Wednesday, March 12, 2014

Taking Jaywalking Lightly

Twice in as many days, I walked through downtown at lunchtime, dodging cars in the crosswalk, admiring mighty pedicabbers, doing the not-quite-making-eye-contact thing with oncoming pedestrians about who's going to swerve right and who's going to swerve left. Downtown Austin during South By Southwest is kind of like a miniature Times Square, only without quite so many weatherbeaten costumed characters of uncertain foreign extraction.

Then again, I've pretty much stayed away from the Convention Center.

It's fun to see your home city as a foreign place, though. Yesterday and today I approached two different crosswalks which already had groups of people waiting at them. When the light turned green, we didn't get a WALK signal. The first time, I just pushed the button and waited gamely with a European family through a second cycle of the light. Today, though, I darted around the startled-looking Asian couple waiting at the crosswalk and ran across the street with the green light. They waited. The red hand told them to wait.

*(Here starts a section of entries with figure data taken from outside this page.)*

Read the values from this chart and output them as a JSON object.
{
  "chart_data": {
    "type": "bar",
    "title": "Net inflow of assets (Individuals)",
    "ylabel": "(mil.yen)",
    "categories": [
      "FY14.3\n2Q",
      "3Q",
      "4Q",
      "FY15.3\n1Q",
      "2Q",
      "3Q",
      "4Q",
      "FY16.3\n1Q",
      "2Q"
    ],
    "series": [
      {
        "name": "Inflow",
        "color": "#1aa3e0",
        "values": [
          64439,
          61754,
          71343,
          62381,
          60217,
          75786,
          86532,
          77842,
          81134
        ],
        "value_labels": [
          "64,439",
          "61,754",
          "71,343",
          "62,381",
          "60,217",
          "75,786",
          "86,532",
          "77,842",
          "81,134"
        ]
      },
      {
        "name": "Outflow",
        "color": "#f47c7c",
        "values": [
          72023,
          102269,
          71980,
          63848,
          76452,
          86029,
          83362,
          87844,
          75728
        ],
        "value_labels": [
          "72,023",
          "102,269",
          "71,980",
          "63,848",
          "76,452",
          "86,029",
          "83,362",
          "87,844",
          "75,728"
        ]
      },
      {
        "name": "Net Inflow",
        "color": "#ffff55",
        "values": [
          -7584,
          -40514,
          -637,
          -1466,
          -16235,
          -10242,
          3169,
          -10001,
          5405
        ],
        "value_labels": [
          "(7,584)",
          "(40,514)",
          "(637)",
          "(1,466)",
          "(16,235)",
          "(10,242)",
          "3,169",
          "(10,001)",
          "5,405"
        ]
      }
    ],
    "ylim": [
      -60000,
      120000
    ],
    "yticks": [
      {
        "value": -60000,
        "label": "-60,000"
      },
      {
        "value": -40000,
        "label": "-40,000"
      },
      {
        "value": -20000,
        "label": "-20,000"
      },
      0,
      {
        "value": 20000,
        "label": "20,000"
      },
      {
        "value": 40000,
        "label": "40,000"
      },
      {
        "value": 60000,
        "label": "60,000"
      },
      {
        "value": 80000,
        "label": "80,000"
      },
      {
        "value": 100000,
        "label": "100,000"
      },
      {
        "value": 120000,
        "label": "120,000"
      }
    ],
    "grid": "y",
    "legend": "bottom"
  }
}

And though the immediate impulse - stressed out from walking through what's normally a relatively sleepy downtown area, temporarily teeming with Out-of-Towners - is to turn up one's nose and relish one's superiority in knowing how things work, actually it's rather humbling. They didn't push the pedestrian button because they come from a place where pedestrians aren't scum. Why should you have to prove you exist by pushing a button? Doesn't downtown Austin have enough pedestrian activity, even without a major festival in town, to justify letting drivers wait 30 seconds longer for a green light on the off chance that someone needs to cross? You should always get a WALK signal, dammit. You shouldn't have to push a button.

I would argue that the "no push, don't walk" logic is dangerous, anyway. You don't always know if the reason you aren't getting a WALK signal is because the button didn't get pushed in time (in which case the law-abiding citizen stands there waiting through a green light for no reason like an idiot) or because there's a traffic pattern you aren't immediately aware of, such as a currently unoccupied lane of traffic that has a green arrow through the crosswalk, and you're about to step into the right-of-way of someone who hasn't approached the intersection just yet. DON'T WALK, in other words, might not necessarily mean DON'T WALK. Or it might. Or it might mean the button's out of order, because that happens too. You can't really be sure.

And don't even get me started on sensor-activated traffic lights that don't detect cyclists.

Tomorrow I'm going to rent an Elmo costume from Lucy in Disguise and see if I can get credulous tourists to pay me to take a picture with them.